The rise and fall of SEO
SEO has never been a more popular search phrase than now. Google Insights shows an impressive rise in pretty much every country under the sun. Is this a good thing for everyone involved in the industry, ourselves included, and their clients?
The answer, unfortunately, is a resounding no. With the rise in people seeking SEO has come a rise in the companies offering it. In itself this is a good development, more competition fosters stronger players. The current situation is alas not so rosy.
The rise in demand for SEO has attracted the get rich quick brigade, the snakeoil salesmen and the illusionists. Like moths to a candle you may say, you’d be wrong, remember the moths are the ones who get burnt. The snakeoil salesmen may well sell wares with no value, but never forget that they do make sales. Lots of sales.
Genuine
When they fail to deliver, they damage all of us who work to provide genuine results through genuine effort based on genuine experience.
There is a genuine need to protect ourselves and our clients, present and future, from these charlatans. Clients who have experienced them are lucky if they have “only” lost time, resources and money. It is in our collective best interests to stem the tide.
Sorting The Wheat From The Chaff
I don’t think that naming and shaming is the answer.

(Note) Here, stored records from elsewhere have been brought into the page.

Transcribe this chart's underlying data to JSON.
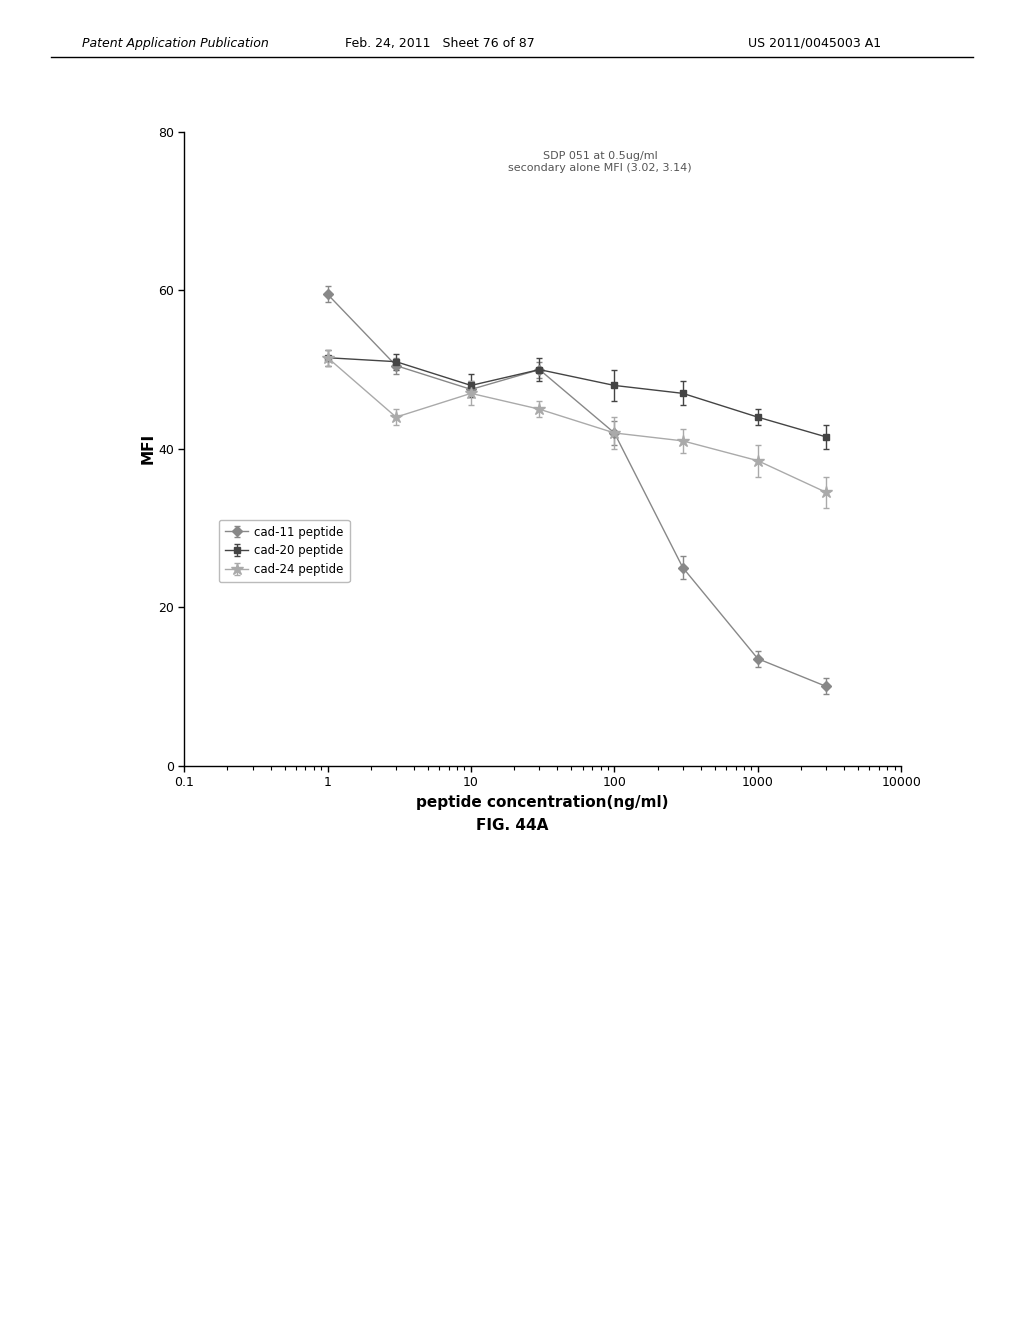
{
  "title_annotation": "SDP 051 at 0.5ug/ml\nsecondary alone MFI (3.02, 3.14)",
  "xlabel": "peptide concentration(ng/ml)",
  "ylabel": "MFI",
  "fig_label": "FIG. 44A",
  "header_left": "Patent Application Publication",
  "header_mid": "Feb. 24, 2011   Sheet 76 of 87",
  "header_right": "US 2011/0045003 A1",
  "xlim": [
    0.1,
    10000
  ],
  "ylim": [
    0,
    80
  ],
  "yticks": [
    0,
    20,
    40,
    60,
    80
  ],
  "series": [
    {
      "label": "cad-11 peptide",
      "color": "#888888",
      "marker": "D",
      "x": [
        1,
        3,
        10,
        30,
        100,
        300,
        1000,
        3000
      ],
      "y": [
        59.5,
        50.5,
        47.5,
        50.0,
        42.0,
        25.0,
        13.5,
        10.0
      ],
      "yerr": [
        1.0,
        1.0,
        1.0,
        1.0,
        1.5,
        1.5,
        1.0,
        1.0
      ]
    },
    {
      "label": "cad-20 peptide",
      "color": "#444444",
      "marker": "s",
      "x": [
        1,
        3,
        10,
        30,
        100,
        300,
        1000,
        3000
      ],
      "y": [
        51.5,
        51.0,
        48.0,
        50.0,
        48.0,
        47.0,
        44.0,
        41.5
      ],
      "yerr": [
        1.0,
        1.0,
        1.5,
        1.5,
        2.0,
        1.5,
        1.0,
        1.5
      ]
    },
    {
      "label": "cad-24 peptide",
      "color": "#aaaaaa",
      "marker": "*",
      "x": [
        1,
        3,
        10,
        30,
        100,
        300,
        1000,
        3000
      ],
      "y": [
        51.5,
        44.0,
        47.0,
        45.0,
        42.0,
        41.0,
        38.5,
        34.5
      ],
      "yerr": [
        1.0,
        1.0,
        1.5,
        1.0,
        2.0,
        1.5,
        2.0,
        2.0
      ]
    }
  ]
}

There will always be more than it is possible to keep an eye on. No, the answer lies in informing our clients present and future.
Quite apart from the task being an impossible undertaking it would very possibly get lost amongst bickering and in-fighting, which unfortunately is rife in SEO.
Alarm Bells Shoud Ring If
You get a cold call promising you a number one ranking. Everyone gets these calls even SEO companies, believe it or not, are not immune.
You’re told about a “special offer” with Google for getting your site to the front page I have actually been offered this for a page that already was on the front page.
Your SEO company will not reveal what they’re doing and why they’re doing it Would you want a mechanic fiddling with your car and not telling you what they’ve done and why? Probably not, eh?
You’re given no improvement suggestions for your site. If your site needs no onsite work, in all likelihood you already have a good SEO company, keep them.
Any talk of keyword density, whatsoever. Keyword inclusion or keyword placement are both important of course, without them how should the search engines (or your visitors) know what the page is about? But the “density” of them is utter nonsense.